# Question #8fa22

Mar 4, 2016

Can I check if the answer for the final part is actually $\left(100 + \frac{2}{5 \mu}\right)$? if so, please see below (if not either I am wrong or there is a typo in the question!).

#### Explanation:

By Newton's 3rd law, the force pushing the athlete forward cannot exceed the friction provided by the track (otherwise they will slip), The friction provided by the track is $\mu \cdot N = \mu \cdot m g$, (N being the normal contact force).

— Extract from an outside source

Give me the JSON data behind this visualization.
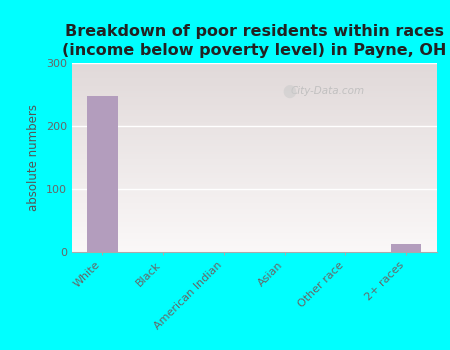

Hence by Newton's 2nd law,
$F = m a = \mu \cdot m g$

Hence the maximum acceleration $a = \mu \cdot g = 10 \cdot \mu$ taking $g$ to be $10 m {s}^{-} 2$

For a race of 800m where the maximum speed is 8m/s, we first need to consider the time taken whilst accelerating from the standing start of 0m/s to 8m/s.
Using
$v = u + a t$
we get to
$8 = 0 + 10 \mu \cdot t$
so
$t = \frac{8}{10 \mu}$
and distance covered in this time whilst accelerating:
$s = \frac{1}{2} \left(u + v\right) t = \frac{1}{2} \cdot \left(0 + 8\right) \frac{8}{10 \mu} = \frac{32}{10 \mu}$
Hence the time whilst running at constant 8m/s is given by

$t = \frac{s}{v} = \frac{800 - \frac{32}{10 \mu}}{8} = 100 - \frac{4}{10 \mu}$
so (nearly there!) total time is given by:
$100 - \frac{4}{10 \mu} + \frac{8}{10 \mu} = 100 + \frac{2}{5 \mu}$